Lee Maracle tells a similar story in Celia’s Song, which is dedicated “to all those children who were removed from our homes and who did not survive residential school.” She tells the tale of a two-headed sea-serpent, Restless and Loyal, who pull against each other, creating devastation because the people have failed to feed them through honouring the dead. The balance between the two has been destroyed and the restless, voracious, destructive serpent head runs rampant until the villagers learn to stop feeding it and begin to heal themselves. Each story is directed first of all to an indigenous readership but creates space for a widening circle of reception and engagement.

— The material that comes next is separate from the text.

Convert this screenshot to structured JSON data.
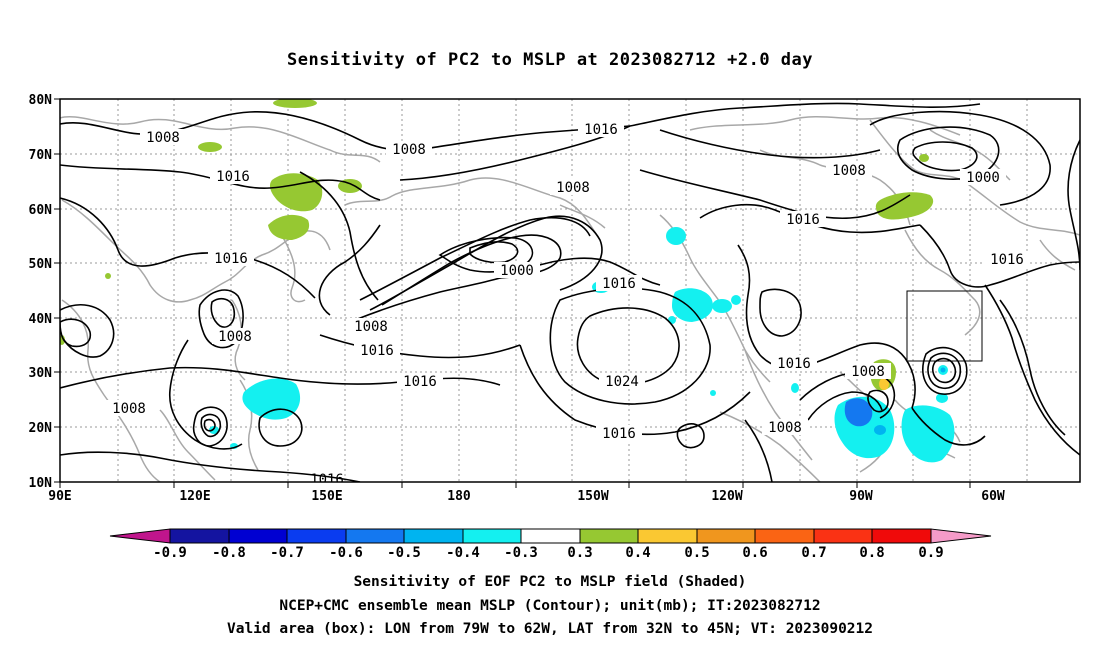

The University of Manitoba is a wonderfully supportive environment in which to work, and I am so grateful to my colleagues from all across campus, and most especially to my students, who continue to inspire me with hope for the future.  I am grateful to the Social Sciences and Humanities Research Council of Canada and the Canada Research Chairs program for funding much of this research and to the many colleagues whose work has enriched my own as we struggle to grapple with our changing world and the role of the humanities within it. Finally, I thank all of you, who have come out here tonight to join in celebrating the research of everyone honoured through the Bowman awards. Research is a community achievement and it’s your support that helps make it happen. I hope you have questions.

 

Works Cited Brand, Dionne. Inventory. —. “On Poetry.” Bread Out Of Stone. Chamberlin, J. Edward. If This is Your Land, Where Are Your Stories? Finding Common Ground. Toronto: Alfred Knopf, 2003. Cruikshank, Julie. Do Glaciers Listen? Local Knowledge, Colonial Encounters, and Social Imagination. Vancouver, UBC P, 2005. Frye, Northrop. “Conclusion to a Literary History of Canada.” In The Bush Garden: Essays on the Canadian Imagination, ed. Carl F. Klinck. Toronto: UTP, 1965. King, Thomas. The Back of the Turtle. Toronto: HarperCollins, 2014. —. The Truth about Stories. Toronto: Anansi, 2003. Maracle, Lee. Celia’s Song. Toronto: Cormorant, 2014. –“Oratory as Story: Coming to Theory.” Nixon, Rob Slow violence and the Environmentalism of the Poor. Cambridge, Mass.: Harvard UP, 2011. Roy, Arundhati. Capitalism: A Ghost Story. Chicago: Haymarket, 2014. Shiva, Vandana. “Monocultures of the Mind” Trumpeter. 10.4.. Spivak, Gayatri Chakravorty. An Aesthetic Education in the Age of Globalization. Harvard UP, 2012. Taylor, Drew Hayden. The Night Wanderer: A Native Gothic Novel. Toronto: Annick Press, 2007. Tully, James. Strange Multiplicity: Constitutionalism in an Age of Diversity. 1995. Watt-Cloutier, Sheila. The Right to Be Cold: One Woman’s Story of Protecting Her Culture, the Arctic and the Whole Planet. Penguin, 2015.